Teori Huntington tentang konflik peradaban ini banyak dibantah oleh para pakar negara berkembang. Bukunya baru diterbitkan tahun 1996 berjudul The Clash of Civilizations and The Remaking of World Order. Tapi lucunya ketika mendebat dan membantah, mereka justru terjebak pada paradigma yang dikemukakan Huntington. Malaysia misalnya, menolak teori Huntington tapi tahun 1995 justru mengadakan seminar khusus tentang Islam dan Confucius. Waperdam Anwar Ibrahim dengan demonstratif memperlihatkan kemahiran menulis huruf Tionghoa dan mengucapkan sekedar pidato dalam bahasa Mandarin. Jadi, ternyata provokasi Huntington yang dianggap ekstrem itu memang secara rill mewakili aspirasi dan gejolak yang ada di masyarakat. Seperti isu SARA di Indonesia, dilarang diperdebatkan tapi nyatanya tetap laten dan setiap saat bisa meledak di lapangan walaupun kita semua berpolitik burung onta, mencoba menutupi dan meniadakan secara naif. Jadi. pada tahap global akan terjadi konflik SARA antara kekuatan negara industri maju sistem kapitalitas liberal Barat dengan paham demokrasi dan ideologi individualisme dan pasar bebas yang kuat menghadapi sistem sosial politik berakibat Islam dan Confucius yang cenderung digmatik. otoriter. primordial dan irrasional, demikian menurut Huntington.

Mudah-mudahan Seminar Islam Kristen yang diselenggarakan oleh IAIN dan Hartford Theological Seminary di Jakarta. tgl 7-9 Agustus 1997 yang lalu bisa memberikan sumbangsih untuk dialog antar peradaban yang membayangi konflik dagang dan politik global pasca perang dingin. Sekalipun semua orang berpidato tentang liberalisasi global, tapi dibalik slogan muluk globalisasi era WTO ternyata primordialisme dan nasionalisme sempit (nation state) atau SARA universal seperti diskriminasi peradaban masih tetap berdampak pada percaturan politik ekonomi global.
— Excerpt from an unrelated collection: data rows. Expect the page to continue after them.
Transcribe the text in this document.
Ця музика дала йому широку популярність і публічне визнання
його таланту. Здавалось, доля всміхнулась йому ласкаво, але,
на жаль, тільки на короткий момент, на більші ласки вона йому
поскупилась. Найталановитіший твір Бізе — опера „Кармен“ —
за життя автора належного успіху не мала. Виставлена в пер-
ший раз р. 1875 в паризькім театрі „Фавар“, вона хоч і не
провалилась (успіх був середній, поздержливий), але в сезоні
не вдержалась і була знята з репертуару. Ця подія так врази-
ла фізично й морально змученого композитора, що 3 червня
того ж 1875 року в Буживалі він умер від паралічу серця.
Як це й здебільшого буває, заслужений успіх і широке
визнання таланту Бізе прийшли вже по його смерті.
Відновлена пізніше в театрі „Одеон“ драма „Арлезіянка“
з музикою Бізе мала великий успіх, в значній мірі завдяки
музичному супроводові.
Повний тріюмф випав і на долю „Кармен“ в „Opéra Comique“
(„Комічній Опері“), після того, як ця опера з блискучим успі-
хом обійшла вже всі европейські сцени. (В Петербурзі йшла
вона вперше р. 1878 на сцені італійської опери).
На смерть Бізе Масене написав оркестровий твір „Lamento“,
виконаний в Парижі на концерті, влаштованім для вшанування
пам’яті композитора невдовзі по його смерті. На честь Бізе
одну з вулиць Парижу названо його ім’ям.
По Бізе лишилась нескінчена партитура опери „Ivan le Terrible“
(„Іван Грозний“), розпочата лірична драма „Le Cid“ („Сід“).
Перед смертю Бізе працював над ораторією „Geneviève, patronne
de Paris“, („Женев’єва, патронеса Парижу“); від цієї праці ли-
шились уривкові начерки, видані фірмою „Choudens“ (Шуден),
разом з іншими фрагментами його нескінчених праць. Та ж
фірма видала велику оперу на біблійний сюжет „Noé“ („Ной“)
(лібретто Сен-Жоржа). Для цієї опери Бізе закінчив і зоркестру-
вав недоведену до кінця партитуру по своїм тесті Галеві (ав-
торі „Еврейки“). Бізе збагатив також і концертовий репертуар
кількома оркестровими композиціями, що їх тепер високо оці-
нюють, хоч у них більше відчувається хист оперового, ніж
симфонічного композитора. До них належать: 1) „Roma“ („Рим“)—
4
Selain teori peradaban Huntington, di Barat sekarang juga sedang laku keras teori tentang Tribse dan Network dari kaum perantau. Debat tentang ini diawali oleh Joel Kotkin yang menulis buku Tribes tahun 1991. Menurut Kotkin, jaringan para perantau yang berdiaspora ke seluruh dunia merupakan fenomena kekuatan yang sukses di luar fenomena nation state. Kotkin menyebut jaringan Yahudi, kemudian Inggris yang sukses membentuk imperium dan menjajah ke seluruh pelosok serta melahirkan negara-negara baru dengan basis sosiokultural Anglo Saxon yaitu AS, Canada dan Australia. Jepang yang melanglang buana karena tidak mempunyai sumber daya alam di negaranya sendiri. Kemudian Tionghoa perantauan di luar Tiongkok daratan yang mempunyai network dan assets melebihi GPD beberapa negara. Kotkin juga meramalkan India perantau di luar India akan mengembangkan potensi mirip Tionghoa perantauan.

Singapura secara cerdik telah memantau teori Kotkin dan ingin menjadikan Singapura sebagai pusat komunikasi dari dua tribes. Tionghoa perantauan dan India perantauan. Lee Kuan Yew memprakarsai World Chinese Entrepreneurs Convention (WCEC) tahun 1991 dan Global Indian Entrepreneurs Conference (GIEC) tahun 1996. WCEC telah berkembang menjadi institusi permanen dan telah menyelenggarakan dua kali konvensi di Hongkong tahun 1993, di Bangkok tahun 1995 selanjutnya di Vancouver dan tahun 1999 di Australia. Lee juga merestui ikut sertanya Association of Malay Professionals Singapore dalam jaringan Melayu perantauan yang disponsori Habibie dan Anwar Ibrahim sebagai wadah kelompok pengusaha pribumi bumiputra Melayu di ASEAN. Jadi, disamping nasionalisme versi modern yang berkiblat kepada nation state, maka teori konflik peradaban dan situasi pasca perang dingin juga telah membangkitkan gejala etnosentrisme. Dalam bentuk ekstrem, gejala ini bisa menjadi ledakan SARA seperti pecahnya Yugoslavia dan perang Serbia Bosnia serta desintegrasi Uni Soviet dan konflik Chechnya, serta konflik tak berkesudahan di antara pelbagai suku di Asia Tengah. Semua ini berlangsung tumpang tindih, jalin menjalin sehingga terkadang masyarakat tersesat dan bingung apa benar globalisasi dan liberalisasi merupakan trend global. Sebab nasionalisme dan etnosentrisme serta primordialisme dan gejala serta gejolak SARA masih tetap laten dan dominan serta mudah meledak dimana saja di pelbagai pelosok dunia termasuk di pusat demokrasi termodern AS.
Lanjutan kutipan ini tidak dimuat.